Qasgirmiut Dancers (Qaz-ig-mute)
Qasgirmiut was created in 2019 in an effort to attract the youth in hopes of passing on traditional knowledge. Although the group aimed to attract youth, group leaders invited everyone regardless. The group began practicing in a building called, "The Qasgiq." before relocating to a local Long Term Care facility, in the gathering room called, "The Qasgiq," thus creating the name, "Qasgirmiut." Qasgirmiut dance group invited the residents on the long-term care facility for their evening entertainment and give them a homey feeling. Often they were encouraged to join with drumming and dancing. The group hopes to continue in an effort to help guide the generation and youth, as they are the foundation of our future.

Ida’ina K’eljeshna (Ee-duh-ee-nah Kel-jesh-nuh)
We are the Ida'ina K'eljeshna - Friendship. Based here in Anchorage group was established in 2010 to have a Dena'ina Athabascan new dance group. Multigenerational ages groups from Elder to youth comprised in the beginning several Dena'ina Athabascan Villages who lived in town. Ida'ina K'eljeshna done Cultural Revitalization on bringing back older songs.

Chevak Tan’qik Dancers (Dawn-qik)
My name is Anthony Boyscout and I am the new dance instructor for our school. Apala who has been the instructor for some 15yrs has retired from work this year. Before Apala, John Pingayak who formed the Chevak Tan'qik Dancer was the Dance instructor.

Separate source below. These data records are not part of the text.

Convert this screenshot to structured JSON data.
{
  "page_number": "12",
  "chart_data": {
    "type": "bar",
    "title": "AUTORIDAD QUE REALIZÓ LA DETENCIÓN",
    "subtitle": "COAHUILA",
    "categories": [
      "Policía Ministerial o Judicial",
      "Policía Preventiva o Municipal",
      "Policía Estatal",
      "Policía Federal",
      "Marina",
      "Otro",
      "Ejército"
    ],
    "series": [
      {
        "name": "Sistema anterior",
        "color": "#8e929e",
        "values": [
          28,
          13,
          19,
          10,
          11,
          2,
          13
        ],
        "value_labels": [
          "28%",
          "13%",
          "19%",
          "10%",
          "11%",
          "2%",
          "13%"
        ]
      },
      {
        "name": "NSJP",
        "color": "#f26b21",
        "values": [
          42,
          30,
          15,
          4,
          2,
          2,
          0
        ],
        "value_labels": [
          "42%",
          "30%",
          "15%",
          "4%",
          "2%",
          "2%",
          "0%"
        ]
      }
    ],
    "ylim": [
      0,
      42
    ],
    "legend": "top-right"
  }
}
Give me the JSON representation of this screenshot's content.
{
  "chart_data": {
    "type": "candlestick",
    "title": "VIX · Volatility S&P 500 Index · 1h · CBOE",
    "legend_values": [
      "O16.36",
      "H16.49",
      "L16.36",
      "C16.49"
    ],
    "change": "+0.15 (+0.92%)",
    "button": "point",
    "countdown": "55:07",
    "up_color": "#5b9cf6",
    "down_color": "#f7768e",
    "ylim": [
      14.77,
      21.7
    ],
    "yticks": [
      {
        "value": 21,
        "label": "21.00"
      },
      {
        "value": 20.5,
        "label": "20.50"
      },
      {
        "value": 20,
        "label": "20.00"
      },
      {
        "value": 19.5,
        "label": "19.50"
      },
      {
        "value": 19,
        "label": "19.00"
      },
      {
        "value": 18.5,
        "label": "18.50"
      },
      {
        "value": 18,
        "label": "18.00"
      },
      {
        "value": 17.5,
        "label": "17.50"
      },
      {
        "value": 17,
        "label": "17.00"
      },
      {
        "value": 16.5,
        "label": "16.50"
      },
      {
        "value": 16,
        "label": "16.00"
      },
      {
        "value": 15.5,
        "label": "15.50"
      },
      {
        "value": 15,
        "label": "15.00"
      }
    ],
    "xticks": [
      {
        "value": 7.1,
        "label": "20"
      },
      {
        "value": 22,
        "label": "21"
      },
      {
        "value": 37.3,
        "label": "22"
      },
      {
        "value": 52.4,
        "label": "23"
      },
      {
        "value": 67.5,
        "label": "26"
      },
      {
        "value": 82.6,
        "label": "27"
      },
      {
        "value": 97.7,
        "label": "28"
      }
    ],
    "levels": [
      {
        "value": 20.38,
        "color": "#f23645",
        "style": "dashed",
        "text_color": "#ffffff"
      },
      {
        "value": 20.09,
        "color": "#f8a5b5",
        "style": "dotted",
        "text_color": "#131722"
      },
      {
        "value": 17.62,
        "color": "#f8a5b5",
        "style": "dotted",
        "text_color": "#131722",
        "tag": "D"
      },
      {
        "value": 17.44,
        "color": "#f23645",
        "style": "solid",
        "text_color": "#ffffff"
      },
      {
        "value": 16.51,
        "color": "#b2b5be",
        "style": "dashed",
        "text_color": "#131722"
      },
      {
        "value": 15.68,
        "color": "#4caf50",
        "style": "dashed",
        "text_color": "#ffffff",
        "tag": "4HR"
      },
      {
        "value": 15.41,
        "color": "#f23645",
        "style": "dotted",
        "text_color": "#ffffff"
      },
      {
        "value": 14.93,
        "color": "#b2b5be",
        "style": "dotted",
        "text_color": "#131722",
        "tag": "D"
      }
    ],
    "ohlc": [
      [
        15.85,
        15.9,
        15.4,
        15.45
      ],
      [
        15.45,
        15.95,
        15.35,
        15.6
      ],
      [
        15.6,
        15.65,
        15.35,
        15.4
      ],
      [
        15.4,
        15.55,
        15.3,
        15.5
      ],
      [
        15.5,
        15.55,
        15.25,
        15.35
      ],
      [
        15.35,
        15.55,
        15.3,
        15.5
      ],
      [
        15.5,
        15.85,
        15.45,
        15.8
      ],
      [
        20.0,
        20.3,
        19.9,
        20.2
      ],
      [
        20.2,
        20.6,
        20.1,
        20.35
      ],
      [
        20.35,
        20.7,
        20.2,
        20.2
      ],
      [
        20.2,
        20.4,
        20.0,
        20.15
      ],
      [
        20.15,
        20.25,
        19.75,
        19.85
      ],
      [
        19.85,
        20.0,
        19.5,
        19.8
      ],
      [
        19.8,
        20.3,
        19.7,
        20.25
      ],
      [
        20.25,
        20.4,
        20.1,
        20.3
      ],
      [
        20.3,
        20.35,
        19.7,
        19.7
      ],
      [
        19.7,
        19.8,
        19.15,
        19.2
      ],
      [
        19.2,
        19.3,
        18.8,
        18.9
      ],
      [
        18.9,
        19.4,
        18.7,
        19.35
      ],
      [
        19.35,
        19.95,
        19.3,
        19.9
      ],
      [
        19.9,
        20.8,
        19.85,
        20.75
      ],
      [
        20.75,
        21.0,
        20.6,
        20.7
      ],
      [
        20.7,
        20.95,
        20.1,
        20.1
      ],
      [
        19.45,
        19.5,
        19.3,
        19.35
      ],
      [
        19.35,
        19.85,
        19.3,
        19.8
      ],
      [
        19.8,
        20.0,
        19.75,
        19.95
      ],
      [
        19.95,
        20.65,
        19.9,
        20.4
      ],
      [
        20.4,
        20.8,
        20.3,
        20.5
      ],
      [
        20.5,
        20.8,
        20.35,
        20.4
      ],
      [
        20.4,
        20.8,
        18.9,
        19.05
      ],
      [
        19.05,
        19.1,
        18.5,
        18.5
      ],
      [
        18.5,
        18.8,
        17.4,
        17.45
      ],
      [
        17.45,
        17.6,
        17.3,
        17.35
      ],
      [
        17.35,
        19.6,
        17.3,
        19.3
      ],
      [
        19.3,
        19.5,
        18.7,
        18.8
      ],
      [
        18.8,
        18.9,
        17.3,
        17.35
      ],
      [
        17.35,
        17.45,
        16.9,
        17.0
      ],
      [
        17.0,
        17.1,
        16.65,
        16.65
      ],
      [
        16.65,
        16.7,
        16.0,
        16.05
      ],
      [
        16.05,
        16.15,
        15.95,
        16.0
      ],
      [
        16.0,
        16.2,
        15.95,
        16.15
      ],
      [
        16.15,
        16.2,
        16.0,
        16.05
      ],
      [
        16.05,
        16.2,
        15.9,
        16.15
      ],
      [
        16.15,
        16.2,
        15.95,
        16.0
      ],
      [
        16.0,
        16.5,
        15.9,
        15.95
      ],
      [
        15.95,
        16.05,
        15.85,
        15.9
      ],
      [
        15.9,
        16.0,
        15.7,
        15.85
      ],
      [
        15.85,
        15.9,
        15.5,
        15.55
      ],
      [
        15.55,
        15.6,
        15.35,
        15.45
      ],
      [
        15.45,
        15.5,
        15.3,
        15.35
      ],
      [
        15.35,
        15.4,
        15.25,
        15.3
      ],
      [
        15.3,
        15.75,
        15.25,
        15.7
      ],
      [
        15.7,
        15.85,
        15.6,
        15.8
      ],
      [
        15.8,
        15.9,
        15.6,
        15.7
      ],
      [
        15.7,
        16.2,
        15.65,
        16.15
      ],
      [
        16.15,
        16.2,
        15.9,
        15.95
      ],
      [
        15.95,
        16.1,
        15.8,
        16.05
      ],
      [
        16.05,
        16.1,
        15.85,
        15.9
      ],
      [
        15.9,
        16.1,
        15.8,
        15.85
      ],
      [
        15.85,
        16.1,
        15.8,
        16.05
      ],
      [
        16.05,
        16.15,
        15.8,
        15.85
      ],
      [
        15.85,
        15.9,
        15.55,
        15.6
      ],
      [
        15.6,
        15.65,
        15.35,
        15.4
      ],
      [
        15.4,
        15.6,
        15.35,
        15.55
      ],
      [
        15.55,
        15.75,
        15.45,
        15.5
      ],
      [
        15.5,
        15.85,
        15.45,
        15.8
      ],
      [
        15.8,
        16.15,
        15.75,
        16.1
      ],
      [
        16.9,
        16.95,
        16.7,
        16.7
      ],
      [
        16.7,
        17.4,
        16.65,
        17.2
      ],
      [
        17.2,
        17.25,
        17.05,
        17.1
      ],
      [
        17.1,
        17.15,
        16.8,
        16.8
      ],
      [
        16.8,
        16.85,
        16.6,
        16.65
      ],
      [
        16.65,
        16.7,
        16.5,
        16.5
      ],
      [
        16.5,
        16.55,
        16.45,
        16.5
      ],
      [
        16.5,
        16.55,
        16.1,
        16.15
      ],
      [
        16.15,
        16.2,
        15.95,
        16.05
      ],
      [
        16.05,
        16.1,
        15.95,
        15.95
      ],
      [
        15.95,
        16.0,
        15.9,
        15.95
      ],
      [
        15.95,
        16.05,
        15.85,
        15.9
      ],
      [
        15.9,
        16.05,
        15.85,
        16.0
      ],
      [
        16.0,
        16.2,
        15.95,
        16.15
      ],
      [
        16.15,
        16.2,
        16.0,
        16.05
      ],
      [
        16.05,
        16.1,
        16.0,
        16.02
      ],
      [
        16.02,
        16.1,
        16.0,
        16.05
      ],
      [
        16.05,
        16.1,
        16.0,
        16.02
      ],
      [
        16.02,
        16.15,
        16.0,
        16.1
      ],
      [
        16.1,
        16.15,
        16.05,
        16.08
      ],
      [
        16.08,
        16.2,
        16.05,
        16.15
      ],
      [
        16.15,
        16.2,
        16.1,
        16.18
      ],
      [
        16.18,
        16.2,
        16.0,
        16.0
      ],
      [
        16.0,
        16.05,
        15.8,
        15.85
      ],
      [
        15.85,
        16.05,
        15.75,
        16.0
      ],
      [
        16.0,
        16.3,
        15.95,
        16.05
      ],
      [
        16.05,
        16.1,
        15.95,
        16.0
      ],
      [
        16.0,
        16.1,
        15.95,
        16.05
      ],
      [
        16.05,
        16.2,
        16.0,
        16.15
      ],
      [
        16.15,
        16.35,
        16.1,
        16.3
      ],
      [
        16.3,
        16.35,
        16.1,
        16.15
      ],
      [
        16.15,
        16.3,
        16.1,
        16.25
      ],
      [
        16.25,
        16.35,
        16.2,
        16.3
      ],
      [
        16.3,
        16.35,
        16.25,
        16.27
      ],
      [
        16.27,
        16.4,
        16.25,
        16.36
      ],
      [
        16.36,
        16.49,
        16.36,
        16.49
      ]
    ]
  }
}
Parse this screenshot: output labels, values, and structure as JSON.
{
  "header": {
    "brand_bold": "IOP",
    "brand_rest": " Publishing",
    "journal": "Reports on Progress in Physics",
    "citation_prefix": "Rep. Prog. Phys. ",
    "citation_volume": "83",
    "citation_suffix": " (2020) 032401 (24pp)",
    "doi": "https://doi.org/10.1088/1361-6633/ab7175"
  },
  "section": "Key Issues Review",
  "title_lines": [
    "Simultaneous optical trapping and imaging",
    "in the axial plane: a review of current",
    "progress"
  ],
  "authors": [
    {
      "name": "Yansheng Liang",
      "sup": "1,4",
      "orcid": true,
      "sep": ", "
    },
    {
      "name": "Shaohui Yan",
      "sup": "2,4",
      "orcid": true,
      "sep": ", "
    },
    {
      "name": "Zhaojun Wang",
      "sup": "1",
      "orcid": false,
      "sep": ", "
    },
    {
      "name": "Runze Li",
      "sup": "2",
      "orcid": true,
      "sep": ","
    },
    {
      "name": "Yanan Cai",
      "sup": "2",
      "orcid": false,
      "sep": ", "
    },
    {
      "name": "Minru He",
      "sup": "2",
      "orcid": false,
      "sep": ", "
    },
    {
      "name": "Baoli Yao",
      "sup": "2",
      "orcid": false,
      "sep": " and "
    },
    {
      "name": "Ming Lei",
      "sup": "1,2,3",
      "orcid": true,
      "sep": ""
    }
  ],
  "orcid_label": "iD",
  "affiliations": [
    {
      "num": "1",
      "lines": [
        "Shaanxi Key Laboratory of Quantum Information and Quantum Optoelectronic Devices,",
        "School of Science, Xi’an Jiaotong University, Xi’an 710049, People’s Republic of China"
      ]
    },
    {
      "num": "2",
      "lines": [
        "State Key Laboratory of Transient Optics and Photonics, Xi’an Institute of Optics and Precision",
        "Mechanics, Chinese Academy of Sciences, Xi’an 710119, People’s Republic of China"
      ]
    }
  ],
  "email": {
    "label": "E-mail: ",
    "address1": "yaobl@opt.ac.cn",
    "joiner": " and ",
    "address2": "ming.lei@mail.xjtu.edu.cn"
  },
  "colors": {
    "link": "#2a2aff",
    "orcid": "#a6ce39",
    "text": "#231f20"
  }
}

Anchorage Unangax Dancers (Oo-nung-uh)
The Anchorage Unangax Dance group, led by Ethan Petticrew, includes members of all ages from nearly every village in Unangam Tanaa (The Aleutians, Pribilofs, Shumagins and Western Alaskan Peninsula). To carry on the legacy and fulfill a vision, Ethan, along with several original members of Atx̂am Taliĝiisnikangis (Atka Dancers), formed the Anchorage based dance group several years ago. Many of the distinctive dances performed by the Anchorage Unangax̂ Dancers were composed by original members of Atx̂am Taliĝiisnikangis including Anakuchax, Kdam Idigaa, Qanglaagix, Qagnax, Aanakliitax, Tan’gaagim Ayagaa, and Tugidam Ayagaa amongst others. The group is becoming well-known and has been invited to perform all over the state at a variety of events, including the Alaska State Fair and the Alaska Native Science and Engineering gathering. The Anchorage Unangax̂ Dance group carries on the tradition of their predecessor, Atx̂am Taliĝiisnikangis, and leaves audiences in awe with their vibrant and energetic performances!"

Tickets will be sold on the first floor of the Dena’ina starting Thursday, October 20 at 9:00 a.m. for $10/each.